Anyone who was one of the lucky 100 invitees including Burberry’s Christopher Bailey, Lanvin’s Alber Elbaz, Manolo Blahnik + Rifat Ozbek, to view Galliano’s comeback with his Maison Margiela’s Artisanal Couture Spring collection, was nothing but spellbound + yet, not at all surprised as Galliano is a true genius in making fantasy real + wearable. With the Martin dropped from the house’s name, having been long gone, according to WWD, Galliano created a two-part production had models first file out in one direction, + return in part two wearing the toiles + experiments to realize this Artisanal collection, for everything from bird figurines, scraps of fabric + safety pins were repurposed.

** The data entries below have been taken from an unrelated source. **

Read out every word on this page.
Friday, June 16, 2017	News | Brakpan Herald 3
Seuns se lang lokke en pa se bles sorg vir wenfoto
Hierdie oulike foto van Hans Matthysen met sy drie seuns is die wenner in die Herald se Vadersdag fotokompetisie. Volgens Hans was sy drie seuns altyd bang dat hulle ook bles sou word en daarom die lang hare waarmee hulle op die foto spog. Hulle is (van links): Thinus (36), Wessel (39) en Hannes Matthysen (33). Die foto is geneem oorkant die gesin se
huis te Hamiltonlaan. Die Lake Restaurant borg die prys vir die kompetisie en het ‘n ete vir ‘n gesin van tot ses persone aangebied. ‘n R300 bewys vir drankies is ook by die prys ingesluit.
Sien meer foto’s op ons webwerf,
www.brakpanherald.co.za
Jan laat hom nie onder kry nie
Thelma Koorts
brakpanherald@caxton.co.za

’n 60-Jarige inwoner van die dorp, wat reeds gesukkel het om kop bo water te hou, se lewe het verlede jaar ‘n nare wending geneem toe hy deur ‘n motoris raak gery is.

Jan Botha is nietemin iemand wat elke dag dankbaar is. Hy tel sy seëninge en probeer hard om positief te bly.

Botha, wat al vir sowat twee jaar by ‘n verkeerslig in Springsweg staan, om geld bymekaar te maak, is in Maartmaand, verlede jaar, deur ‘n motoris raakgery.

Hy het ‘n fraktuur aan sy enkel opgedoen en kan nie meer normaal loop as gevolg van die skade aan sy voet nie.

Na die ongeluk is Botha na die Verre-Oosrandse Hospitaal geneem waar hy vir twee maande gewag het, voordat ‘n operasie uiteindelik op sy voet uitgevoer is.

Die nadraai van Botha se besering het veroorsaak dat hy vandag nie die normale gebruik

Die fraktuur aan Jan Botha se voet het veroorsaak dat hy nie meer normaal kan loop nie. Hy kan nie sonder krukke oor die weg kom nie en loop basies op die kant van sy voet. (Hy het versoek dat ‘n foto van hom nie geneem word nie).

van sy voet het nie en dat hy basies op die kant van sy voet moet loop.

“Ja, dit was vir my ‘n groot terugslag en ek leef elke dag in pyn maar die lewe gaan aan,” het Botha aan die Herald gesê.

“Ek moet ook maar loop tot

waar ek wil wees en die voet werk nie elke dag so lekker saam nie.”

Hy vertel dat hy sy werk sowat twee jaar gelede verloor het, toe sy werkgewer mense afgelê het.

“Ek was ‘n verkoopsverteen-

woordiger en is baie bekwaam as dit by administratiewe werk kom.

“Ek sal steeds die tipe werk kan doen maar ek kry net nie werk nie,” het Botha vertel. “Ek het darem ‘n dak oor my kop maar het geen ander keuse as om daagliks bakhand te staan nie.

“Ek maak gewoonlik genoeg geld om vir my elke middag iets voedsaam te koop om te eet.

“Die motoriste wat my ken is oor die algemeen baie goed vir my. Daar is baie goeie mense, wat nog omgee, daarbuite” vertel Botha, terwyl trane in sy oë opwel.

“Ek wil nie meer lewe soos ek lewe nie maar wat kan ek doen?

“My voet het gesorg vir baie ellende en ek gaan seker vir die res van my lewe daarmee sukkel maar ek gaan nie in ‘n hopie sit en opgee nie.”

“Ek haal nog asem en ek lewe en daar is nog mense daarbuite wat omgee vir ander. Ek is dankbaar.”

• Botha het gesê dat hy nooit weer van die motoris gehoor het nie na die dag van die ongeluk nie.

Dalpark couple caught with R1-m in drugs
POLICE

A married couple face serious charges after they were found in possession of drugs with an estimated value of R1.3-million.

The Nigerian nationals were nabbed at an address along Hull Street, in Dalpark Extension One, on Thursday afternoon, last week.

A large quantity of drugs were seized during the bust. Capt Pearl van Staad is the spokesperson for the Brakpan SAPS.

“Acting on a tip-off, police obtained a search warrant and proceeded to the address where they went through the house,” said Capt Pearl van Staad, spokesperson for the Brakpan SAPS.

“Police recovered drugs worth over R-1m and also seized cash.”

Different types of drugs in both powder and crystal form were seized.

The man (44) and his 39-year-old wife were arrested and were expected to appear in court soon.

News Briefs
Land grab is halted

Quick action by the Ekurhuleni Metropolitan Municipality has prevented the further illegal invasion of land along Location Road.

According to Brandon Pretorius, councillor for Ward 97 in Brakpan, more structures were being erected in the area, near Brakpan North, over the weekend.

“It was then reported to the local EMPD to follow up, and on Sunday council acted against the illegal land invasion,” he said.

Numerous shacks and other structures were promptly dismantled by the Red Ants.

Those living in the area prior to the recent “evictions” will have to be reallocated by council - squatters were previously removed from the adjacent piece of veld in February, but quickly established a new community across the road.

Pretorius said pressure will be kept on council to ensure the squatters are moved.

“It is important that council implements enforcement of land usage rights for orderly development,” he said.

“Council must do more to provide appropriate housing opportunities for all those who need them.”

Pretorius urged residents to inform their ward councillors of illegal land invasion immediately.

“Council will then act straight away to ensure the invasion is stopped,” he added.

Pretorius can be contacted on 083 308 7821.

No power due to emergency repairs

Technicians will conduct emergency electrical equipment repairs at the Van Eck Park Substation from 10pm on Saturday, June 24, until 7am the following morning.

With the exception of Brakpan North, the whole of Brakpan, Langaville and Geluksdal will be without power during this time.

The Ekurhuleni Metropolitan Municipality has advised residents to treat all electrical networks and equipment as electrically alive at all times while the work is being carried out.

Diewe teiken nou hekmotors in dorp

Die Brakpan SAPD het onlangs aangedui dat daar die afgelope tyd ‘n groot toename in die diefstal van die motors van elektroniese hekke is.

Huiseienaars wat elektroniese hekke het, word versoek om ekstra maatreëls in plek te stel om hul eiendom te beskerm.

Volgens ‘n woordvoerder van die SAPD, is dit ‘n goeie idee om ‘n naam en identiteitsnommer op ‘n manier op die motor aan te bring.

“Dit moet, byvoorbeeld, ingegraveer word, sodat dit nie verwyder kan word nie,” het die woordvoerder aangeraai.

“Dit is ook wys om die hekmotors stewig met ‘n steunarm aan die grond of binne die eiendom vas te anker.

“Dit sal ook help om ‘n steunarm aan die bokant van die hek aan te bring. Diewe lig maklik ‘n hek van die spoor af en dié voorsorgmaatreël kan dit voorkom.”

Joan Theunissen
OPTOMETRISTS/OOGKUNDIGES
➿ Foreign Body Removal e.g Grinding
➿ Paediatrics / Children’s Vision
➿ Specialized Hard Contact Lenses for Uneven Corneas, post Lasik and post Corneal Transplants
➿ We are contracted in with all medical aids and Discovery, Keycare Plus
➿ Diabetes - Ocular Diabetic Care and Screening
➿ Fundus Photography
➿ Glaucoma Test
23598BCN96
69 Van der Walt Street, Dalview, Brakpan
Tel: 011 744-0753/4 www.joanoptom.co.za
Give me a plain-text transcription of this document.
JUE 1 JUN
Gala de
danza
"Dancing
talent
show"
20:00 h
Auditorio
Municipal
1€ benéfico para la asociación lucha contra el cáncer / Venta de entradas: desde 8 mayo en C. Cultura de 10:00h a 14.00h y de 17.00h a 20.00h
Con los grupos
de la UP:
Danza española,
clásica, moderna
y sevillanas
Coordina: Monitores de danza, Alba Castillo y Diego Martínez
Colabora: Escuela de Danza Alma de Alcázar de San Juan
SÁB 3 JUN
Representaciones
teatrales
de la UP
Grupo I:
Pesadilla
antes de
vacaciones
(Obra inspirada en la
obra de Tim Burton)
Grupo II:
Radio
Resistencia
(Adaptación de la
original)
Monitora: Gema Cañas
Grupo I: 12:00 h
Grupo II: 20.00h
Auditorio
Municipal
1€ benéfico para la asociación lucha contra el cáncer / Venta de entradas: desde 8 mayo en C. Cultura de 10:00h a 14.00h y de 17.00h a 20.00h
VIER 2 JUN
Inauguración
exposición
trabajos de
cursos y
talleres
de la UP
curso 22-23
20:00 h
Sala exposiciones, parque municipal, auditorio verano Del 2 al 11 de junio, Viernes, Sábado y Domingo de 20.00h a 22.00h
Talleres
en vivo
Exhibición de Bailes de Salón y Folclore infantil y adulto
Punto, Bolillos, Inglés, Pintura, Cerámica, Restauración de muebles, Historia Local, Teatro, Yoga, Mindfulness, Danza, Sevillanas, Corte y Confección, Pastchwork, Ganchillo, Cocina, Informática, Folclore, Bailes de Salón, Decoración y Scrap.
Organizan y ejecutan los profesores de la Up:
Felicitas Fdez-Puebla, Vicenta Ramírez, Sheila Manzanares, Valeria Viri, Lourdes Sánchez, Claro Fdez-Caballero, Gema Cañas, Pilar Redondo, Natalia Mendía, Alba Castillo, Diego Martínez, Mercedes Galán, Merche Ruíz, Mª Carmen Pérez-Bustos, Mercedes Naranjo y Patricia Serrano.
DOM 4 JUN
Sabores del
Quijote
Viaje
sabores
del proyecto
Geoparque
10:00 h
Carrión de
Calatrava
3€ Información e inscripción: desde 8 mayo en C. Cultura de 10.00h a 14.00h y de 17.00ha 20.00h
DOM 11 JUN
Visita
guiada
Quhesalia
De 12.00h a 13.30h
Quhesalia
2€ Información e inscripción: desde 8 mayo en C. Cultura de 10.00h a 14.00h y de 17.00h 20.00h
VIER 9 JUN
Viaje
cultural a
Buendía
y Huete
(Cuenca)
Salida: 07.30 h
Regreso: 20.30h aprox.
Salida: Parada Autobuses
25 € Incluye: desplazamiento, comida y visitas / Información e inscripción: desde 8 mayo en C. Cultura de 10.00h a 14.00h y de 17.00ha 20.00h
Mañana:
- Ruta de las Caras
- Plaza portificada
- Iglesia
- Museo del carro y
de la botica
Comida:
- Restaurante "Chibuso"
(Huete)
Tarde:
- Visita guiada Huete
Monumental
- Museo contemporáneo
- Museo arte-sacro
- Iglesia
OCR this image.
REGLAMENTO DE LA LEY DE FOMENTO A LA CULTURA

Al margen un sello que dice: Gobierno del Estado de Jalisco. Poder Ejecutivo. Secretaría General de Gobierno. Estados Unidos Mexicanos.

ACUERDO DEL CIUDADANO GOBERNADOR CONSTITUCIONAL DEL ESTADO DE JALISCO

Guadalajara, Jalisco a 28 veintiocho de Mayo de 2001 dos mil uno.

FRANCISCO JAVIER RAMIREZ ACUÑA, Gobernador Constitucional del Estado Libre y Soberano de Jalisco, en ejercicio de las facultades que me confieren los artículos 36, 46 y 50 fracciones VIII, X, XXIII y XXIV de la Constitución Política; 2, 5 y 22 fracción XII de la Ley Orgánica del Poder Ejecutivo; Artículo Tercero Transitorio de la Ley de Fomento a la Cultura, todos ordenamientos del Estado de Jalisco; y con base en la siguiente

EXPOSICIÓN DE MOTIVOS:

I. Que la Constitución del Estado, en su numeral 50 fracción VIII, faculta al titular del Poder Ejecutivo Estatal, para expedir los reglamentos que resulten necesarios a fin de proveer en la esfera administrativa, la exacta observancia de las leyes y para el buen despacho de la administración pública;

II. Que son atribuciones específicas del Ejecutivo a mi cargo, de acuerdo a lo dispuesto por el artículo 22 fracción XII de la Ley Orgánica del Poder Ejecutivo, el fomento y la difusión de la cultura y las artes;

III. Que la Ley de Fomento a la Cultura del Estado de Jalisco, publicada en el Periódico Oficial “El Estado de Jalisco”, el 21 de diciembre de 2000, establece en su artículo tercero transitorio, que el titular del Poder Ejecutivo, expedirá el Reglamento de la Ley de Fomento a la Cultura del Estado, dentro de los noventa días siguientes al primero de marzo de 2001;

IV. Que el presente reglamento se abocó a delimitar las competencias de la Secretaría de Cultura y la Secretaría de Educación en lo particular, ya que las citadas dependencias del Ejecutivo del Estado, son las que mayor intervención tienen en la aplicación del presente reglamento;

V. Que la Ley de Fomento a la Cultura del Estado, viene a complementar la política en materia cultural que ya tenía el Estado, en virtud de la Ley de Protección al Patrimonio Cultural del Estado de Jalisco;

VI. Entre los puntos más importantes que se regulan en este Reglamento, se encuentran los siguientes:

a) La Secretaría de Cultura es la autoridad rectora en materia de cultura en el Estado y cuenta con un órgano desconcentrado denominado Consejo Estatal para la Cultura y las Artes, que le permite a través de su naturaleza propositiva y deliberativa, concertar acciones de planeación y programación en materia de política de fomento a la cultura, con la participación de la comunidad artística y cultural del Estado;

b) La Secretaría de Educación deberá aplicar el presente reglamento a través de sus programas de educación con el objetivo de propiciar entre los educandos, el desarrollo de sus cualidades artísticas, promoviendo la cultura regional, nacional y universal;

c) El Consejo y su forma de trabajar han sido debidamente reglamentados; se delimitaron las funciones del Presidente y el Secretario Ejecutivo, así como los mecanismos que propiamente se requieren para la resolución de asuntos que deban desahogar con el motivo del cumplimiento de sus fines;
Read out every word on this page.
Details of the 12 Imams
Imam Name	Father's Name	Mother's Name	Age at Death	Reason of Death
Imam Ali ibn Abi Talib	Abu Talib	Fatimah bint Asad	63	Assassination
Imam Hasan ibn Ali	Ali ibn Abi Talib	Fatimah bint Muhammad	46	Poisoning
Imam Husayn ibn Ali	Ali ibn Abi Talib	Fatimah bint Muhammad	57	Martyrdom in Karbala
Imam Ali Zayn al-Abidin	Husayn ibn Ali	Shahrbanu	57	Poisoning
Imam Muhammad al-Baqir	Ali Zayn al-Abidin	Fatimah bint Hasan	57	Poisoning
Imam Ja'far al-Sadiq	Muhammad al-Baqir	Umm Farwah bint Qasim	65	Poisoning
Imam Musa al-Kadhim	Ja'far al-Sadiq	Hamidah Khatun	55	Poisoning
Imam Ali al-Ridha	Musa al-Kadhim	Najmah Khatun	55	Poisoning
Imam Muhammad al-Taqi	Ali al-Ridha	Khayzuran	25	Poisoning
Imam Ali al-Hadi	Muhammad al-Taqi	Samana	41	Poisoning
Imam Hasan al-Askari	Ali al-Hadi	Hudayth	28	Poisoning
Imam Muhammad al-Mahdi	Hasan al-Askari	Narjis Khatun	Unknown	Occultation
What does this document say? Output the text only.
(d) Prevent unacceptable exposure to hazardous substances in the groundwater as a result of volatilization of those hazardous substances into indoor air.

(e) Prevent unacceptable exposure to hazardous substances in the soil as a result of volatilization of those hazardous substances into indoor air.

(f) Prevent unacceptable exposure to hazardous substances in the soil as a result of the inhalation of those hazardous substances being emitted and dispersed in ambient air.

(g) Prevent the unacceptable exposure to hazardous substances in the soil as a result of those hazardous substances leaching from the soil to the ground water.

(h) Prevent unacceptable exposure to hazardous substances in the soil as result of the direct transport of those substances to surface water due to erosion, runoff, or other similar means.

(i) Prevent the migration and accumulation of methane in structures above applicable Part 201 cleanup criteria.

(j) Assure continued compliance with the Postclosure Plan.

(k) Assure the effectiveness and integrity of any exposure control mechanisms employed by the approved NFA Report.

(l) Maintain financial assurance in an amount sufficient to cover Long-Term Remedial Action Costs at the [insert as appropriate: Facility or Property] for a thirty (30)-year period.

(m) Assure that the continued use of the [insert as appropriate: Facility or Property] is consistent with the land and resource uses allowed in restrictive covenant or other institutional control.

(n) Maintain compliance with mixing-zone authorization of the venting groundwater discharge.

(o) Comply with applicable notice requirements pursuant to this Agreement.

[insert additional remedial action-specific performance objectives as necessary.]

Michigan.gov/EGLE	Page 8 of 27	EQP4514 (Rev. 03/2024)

With so many pieces harking back to his days at Dior, like a mermaid dress wrapped in ribbon, there were the other looks that stayed true to Margiela couture’s original mission of up cycling, from dresses fronted with 3-D faces made of lacquered seashells as a nod to to Giuseppe Arcimboldo paintings + raw canvas jackets trimmed with Matchbox cars. Even a velvet gown wasn’t safe, with a whole army of toy soldiers charging across its shoulder. There was even a strapless trapeze dress with what looked like a face created by using swatches of white fabric to form the eyes + red to form the lashes.
Immediately following the show, Margiela emailed show notes that read ’a process of discovery, returning to one’s roots: Piece by piece, deconstructing + constructing a new story for Margiela,’ + Galliano proved to be the perfect master storyteller. Renzo Rosso who appointed Galliano to helm Margiela, after the show told WWD, “You have no idea what dreamers John and his team are and how much love goes into their work,” Rosso told WWD after the show, ‘We are so excited and happy. This is a very big moment for John + for Margiela. I saw some of the pieces in the studio beforehand, + we talked about them – but I never interfere. John is totally free. What you saw today was Margiela with the Galliano spirit.’
After the show, Anna Wintour told WWD, ‘It was brilliant. What I loved was the mix: There was so much that we know + we love about John, but then he took the Margiela vocabulary + translated it in such an appealing + innovative way. I loved seeing all the toiles at the end where you can see all the work + the new embroidery.’ Burberry’s Christopher Bailey said, ‘It was so surreal — this is the first show I have ever seen. I do shows, but I don’t go to them. It was just extraordinary. I wanted to keep pressing the pause button, to study, look closer at, play with + enjoy the clothes. It was just what I had hoped for – and more.’ In other words, John is back!